Untuk mencapai kemampuan yang berkesesuaian perlu adanya satu faktor kuat dalam diri seorang talent teknologi. “Mindset-nya seperti apa ?” ujar Amar dalam paparannya. Karena berangkat dari mindset, seorang talent akan menyadari nilai potensi akan kemampuannya pada kebutuhan pasar yang ada.
“Salah satunya yang penting adalah mindset global,” ungkap Amar. Menurut pendiri start up Image Studio ini, relevansi dari mindset ini bahkan sangat berpengaruh pada level negara. “Apabila kita tidak memahami konteks global maka akan sulit meningkatkan level competitiveness pada negara kita,” tegasnya.
Penjelasan Amar di atas merupakan bagian dari topik sharing dalam acara Workshop & FGD berjudul Bridging The Gap yang diinisiasi oleh Dinas Pendidikan Provinsi Jawa Timur, Bidang Pembinaan Pendidikan SMK. Kegiatan ini mempertemukan antara para pendidik SMK bidang RPL dengan para praktisi industri dan akademisi pendidikan Tinggi.
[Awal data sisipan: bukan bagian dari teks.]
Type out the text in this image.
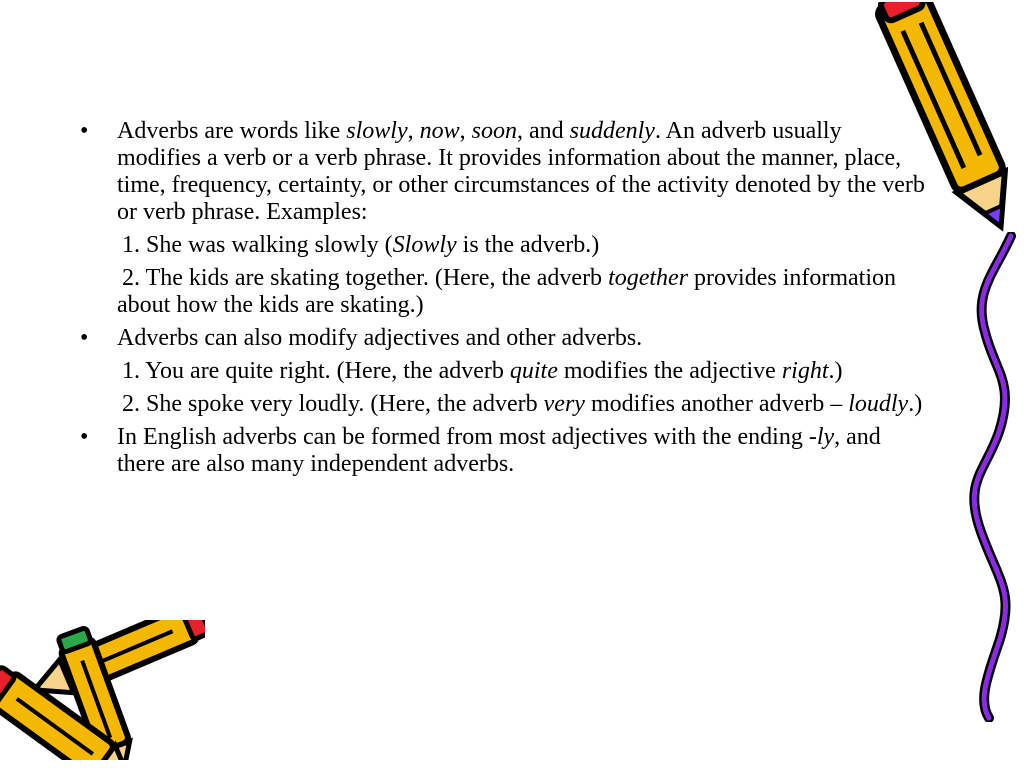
• Adverbs are words like slowly, now, soon, and suddenly. An adverb usually modifies a verb or a verb phrase. It provides information about the manner, place, time, frequency, certainty, or other circumstances of the activity denoted by the verb or verb phrase. Examples:
1. She was walking slowly (Slowly is the adverb.)
2. The kids are skating together. (Here, the adverb together provides information about how the kids are skating.)
• Adverbs can also modify adjectives and other adverbs.
1. You are quite right. (Here, the adverb quite modifies the adjective right.)
2. She spoke very loudly. (Here, the adverb very modifies another adverb – loudly.)
• In English adverbs can be formed from most adjectives with the ending -ly, and there are also many independent adverbs.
Dalam kesempatan istimewa ini, SMKN 2 Trenggalek mengirimkan dua orang wakilnya, yakni Erwin Subagio SPdT MPd, Wakil Kepala Sekolah Bidang Sarana Prasarana dan Labib Fayumi SKom, Guru Jurusan RPL. Kegiatan workshop ini mengangkat tema Menyiapkan Talenta Digital untuk Menghadapi Tantangan Global dan berlangsung hingga Jumat (22/11).
Bertempat di Harris Hotel and Conventions Malang, selain menghadirkan inisiator Image Studio, acara workshop juga mendatangkan Yan W Syaifudin PhD, Dosen Politeknik Negeri Malang (Polinema) sebagai salah satu narasumbernya.(*)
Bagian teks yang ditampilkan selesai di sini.